CMV Congénital : un dépistage au coeur des débats

Le cytomégalovirus congénital (cCMV), principal facteur de surdité non génétique chez les nouveau-nés, suscite un débat croissant. Aux États-Unis, le projet de loi Stop CMV Act de 2024 démarre son processus législatif. En France, malgré des avancées, le dépistage systématique ne fait pas l’unanimité, avec des avis divergents sur son efficacité et sa mise en œuvre.

Par Lucien Brenet, publié le 02 septembre 2024

CMV Congénital : un dépistage au coeur des débats

Le cytomégalovirus congénital (cCMV) est la principale cause de surdité non génétique chez les nouveau-nés. L’infection de la mère par le cytomégalovirus pendant la grossesse peut atteindre le fœtus. Outre les problèmes vitaux pour les cas les plus graves, certains enfants exposés à ce virus in utero naîtront asymptomatiques puis développeront une surdité dans leur enfance.

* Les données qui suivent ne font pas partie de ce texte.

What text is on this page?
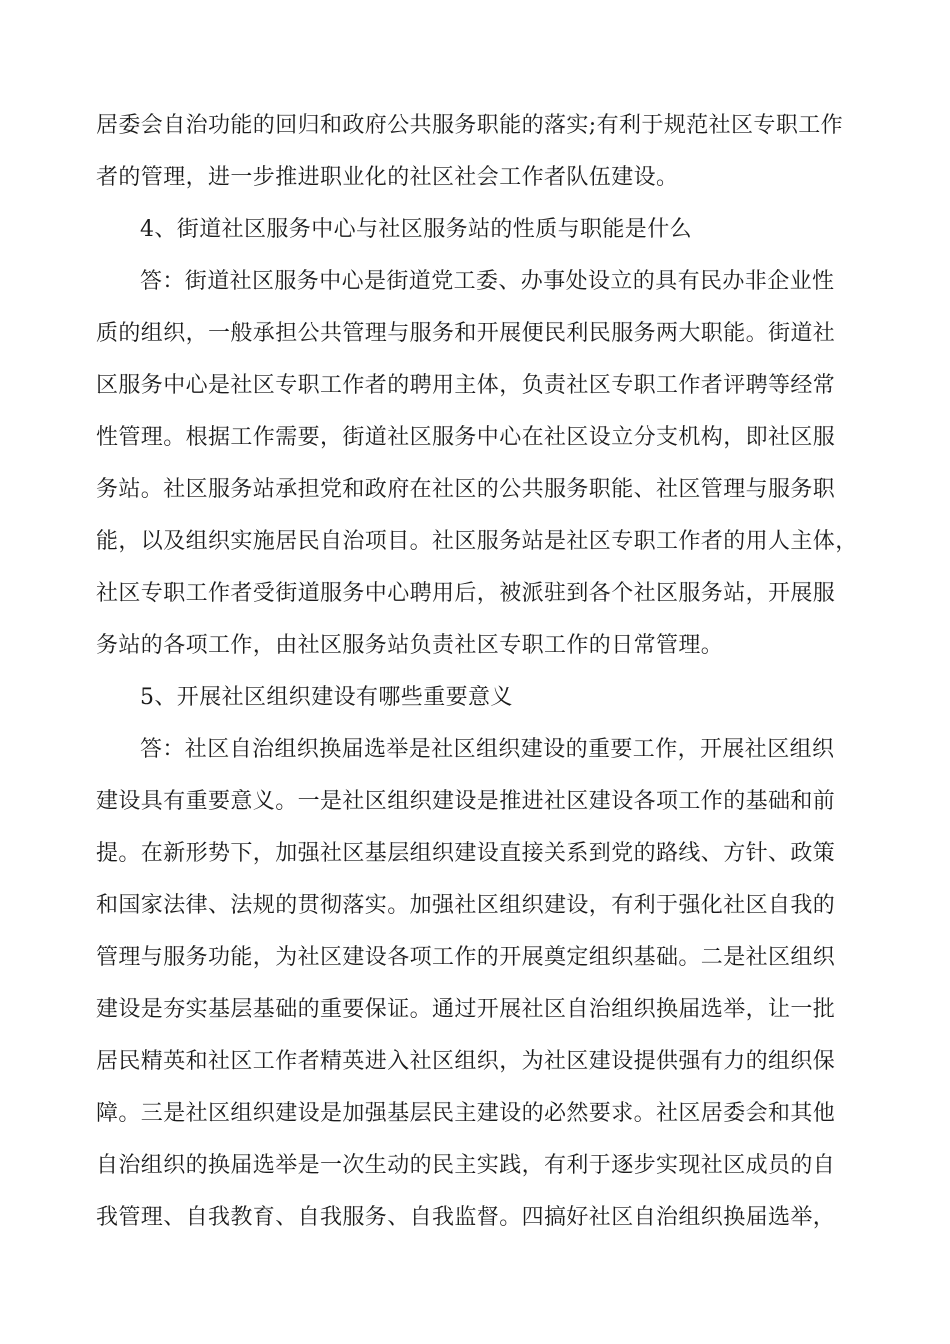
居委会自治功能的回归和政府公共服务职能的落实;有利于规范社区专职工作
者的管理，进一步推进职业化的社区社会工作者队伍建设。
4、街道社区服务中心与社区服务站的性质与职能是什么
答：街道社区服务中心是街道党工委、办事处设立的具有民办非企业性
质的组织，一般承担公共管理与服务和开展便民利民服务两大职能。街道社
区服务中心是社区专职工作者的聘用主体，负责社区专职工作者评聘等经常
性管理。根据工作需要，街道社区服务中心在社区设立分支机构，即社区服
务站。社区服务站承担党和政府在社区的公共服务职能、社区管理与服务职
能，以及组织实施居民自治项目。社区服务站是社区专职工作者的用人主体，
社区专职工作者受街道服务中心聘用后，被派驻到各个社区服务站，开展服
务站的各项工作，由社区服务站负责社区专职工作的日常管理。
5、开展社区组织建设有哪些重要意义
答：社区自治组织换届选举是社区组织建设的重要工作，开展社区组织
建设具有重要意义。一是社区组织建设是推进社区建设各项工作的基础和前
提。在新形势下，加强社区基层组织建设直接关系到党的路线、方针、政策
和国家法律、法规的贯彻落实。加强社区组织建设，有利于强化社区自我的
管理与服务功能，为社区建设各项工作的开展奠定组织基础。二是社区组织
建设是夯实基层基础的重要保证。通过开展社区自治组织换届选举，让一批
居民精英和社区工作者精英进入社区组织，为社区建设提供强有力的组织保
障。三是社区组织建设是加强基层民主建设的必然要求。社区居委会和其他
自治组织的换届选举是一次生动的民主实践，有利于逐步实现社区成员的自
我管理、自我教育、自我服务、自我监督。四搞好社区自治组织换届选举，
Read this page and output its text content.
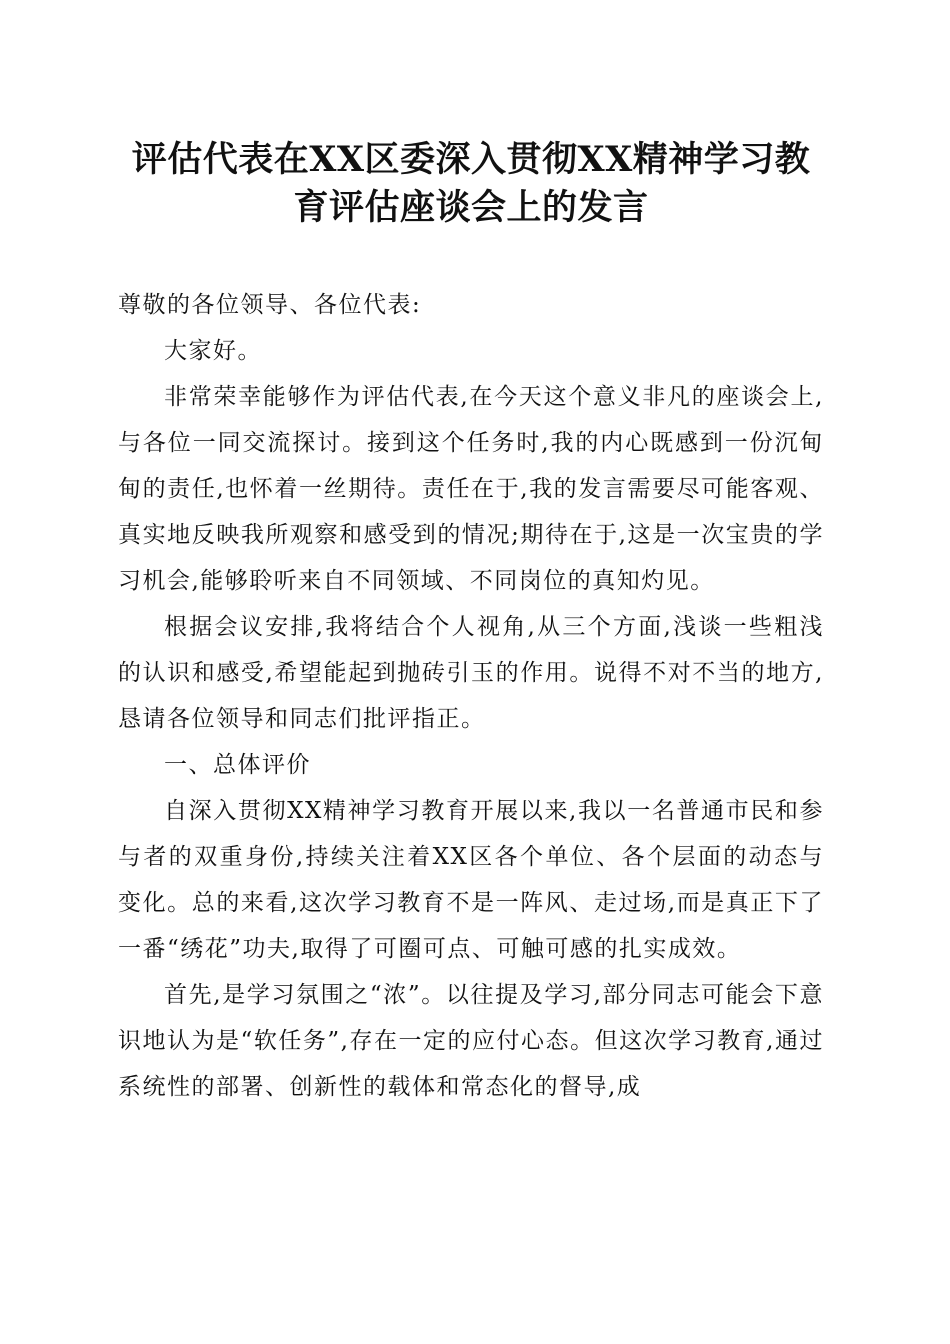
评估代表在XX区委深入贯彻XX精神学习教
育评估座谈会上的发言

尊敬的各位领导、各位代表:

大家好。

非常荣幸能够作为评估代表,在今天这个意义非凡的座谈会上,与各位一同交流探讨。接到这个任务时,我的内心既感到一份沉甸甸的责任,也怀着一丝期待。责任在于,我的发言需要尽可能客观、真实地反映我所观察和感受到的情况;期待在于,这是一次宝贵的学习机会,能够聆听来自不同领域、不同岗位的真知灼见。

根据会议安排,我将结合个人视角,从三个方面,浅谈一些粗浅的认识和感受,希望能起到抛砖引玉的作用。说得不对不当的地方,恳请各位领导和同志们批评指正。

一、总体评价

自深入贯彻XX精神学习教育开展以来,我以一名普通市民和参与者的双重身份,持续关注着XX区各个单位、各个层面的动态与变化。总的来看,这次学习教育不是一阵风、走过场,而是真正下了一番“绣花”功夫,取得了可圈可点、可触可感的扎实成效。

首先,是学习氛围之“浓”。以往提及学习,部分同志可能会下意识地认为是“软任务”,存在一定的应付心态。但这次学习教育,通过系统性的部署、创新性的载体和常态化的督导,成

Les conséquences sanitaires du CMV elles, commencent à être de plus en plus prises en considération par les pouvoirs publics outre-atlantique. En 10 ans aux États-Unis, les États ayant adopté une législation sur le sujet sont passés de un à 23. Si la plupart des Etats n’ont toujours pas mis en place de lois exigeant un dépistage systématique, les choses avancent.

Les travaux de groupes comme la National CMV Foundation (NCMVF), le programme Early Hearing Detection and Intervention (EHDI) et l’American Academy of Otolaryngology ont permis de sensibiliser et d’avancer sur l’adoption des tests de dépistages. Lesdits tests sont en outre devenus plus accessibles grâce à des méthodes moléculaires permettant d’obtenir des résultats plus rapidement et approuvés par la Food and Drug Administration (FDA), l’administration américaine en charge de la surveillance des denrées alimentaires et des médicaments.

Les Etat-Unis pourraient franchir un nouveau cap avec le Stop CMV Act de 2024 proposé au niveau fédéral. Ce texte de loi vise à instaurer un dépistage universel, à financer les tests et à améliorer la collecte de données sur le virus. Pour l’heure,  toutefois, ce projet de loi n’en est qu’au tout début de son parcours législatif.

En France, un dépistage qui fait débat

En France, certains professionnels de santé ont pris acte des récents progrès thérapeutiques pour ce type d’infection et plaident pour un dépistage systématique. À ce titre, un amendement au texte de loi de finances de la sécurité sociale pour 2024 (PLFSS 2024), concernant la mise en place d’un programme d’expérimentation de dépistage prénatal systématique du cytomégalovirus chez les femmes enceintes, a été adopté le 6 novembre 2023.

Cependant, en début d’année, le Haut Conseil de la santé publique (HCSP) a actualisé son avis sur le dépistage de l’infection à cytomégalovirus (CMV) et demeure défavorable au dépistage systématique. Cette actualisation fait suite à la parution d’un essai randomisé contre placebo ayant étudié la possibilité de traiter par le valaciclovir les femmes ayant une primo-infection à CMV précoce, ce qui aurait diminué la transmission materno-fœtale du CMV.

Pour justifier son nouveau refus, le HCSP a invoqué un niveau de preuve « faible » et a souligné que l’étude n’avait pas mis en évidence l’efficacité sur les infections fœtales et congénitales ni sur les anomalies fœtales après infections fœtales. L’instance recommande de renforcer les mesures d’hygiène pour la prévention des infections et de poursuivre les recherches.

« Au lieu de se concentrer sur les données actualisées des travaux démontrant l’efficacité du traitement antiviral et les études médico-économiques françaises récentes, le HCSP s’est appuyé sur un grand nombre de publications antédiluviennes rendues obsolètes par l’amélioration de nos connaissances sur le sujet depuis dix ans », ont regretté des professionnels de santé dans une tribune publiée dans Le Monde en mars 2024. Ils reprochent au groupe de travail du HCSP son « incompétence (…) à évaluer les spécificités du dépistage prénatal ».

En France, ce type d’infection concerne 0,04 % des naissances. Si 90 % des enfants infectés sont asymptomatiques à la naissance, ils peuvent développer des séquelles tardives. Le risque de complications en cas d’infection materno-fœtale est de 15 à 18 % et peut notamment entraîner des troubles auditifs dans 12 % des cas.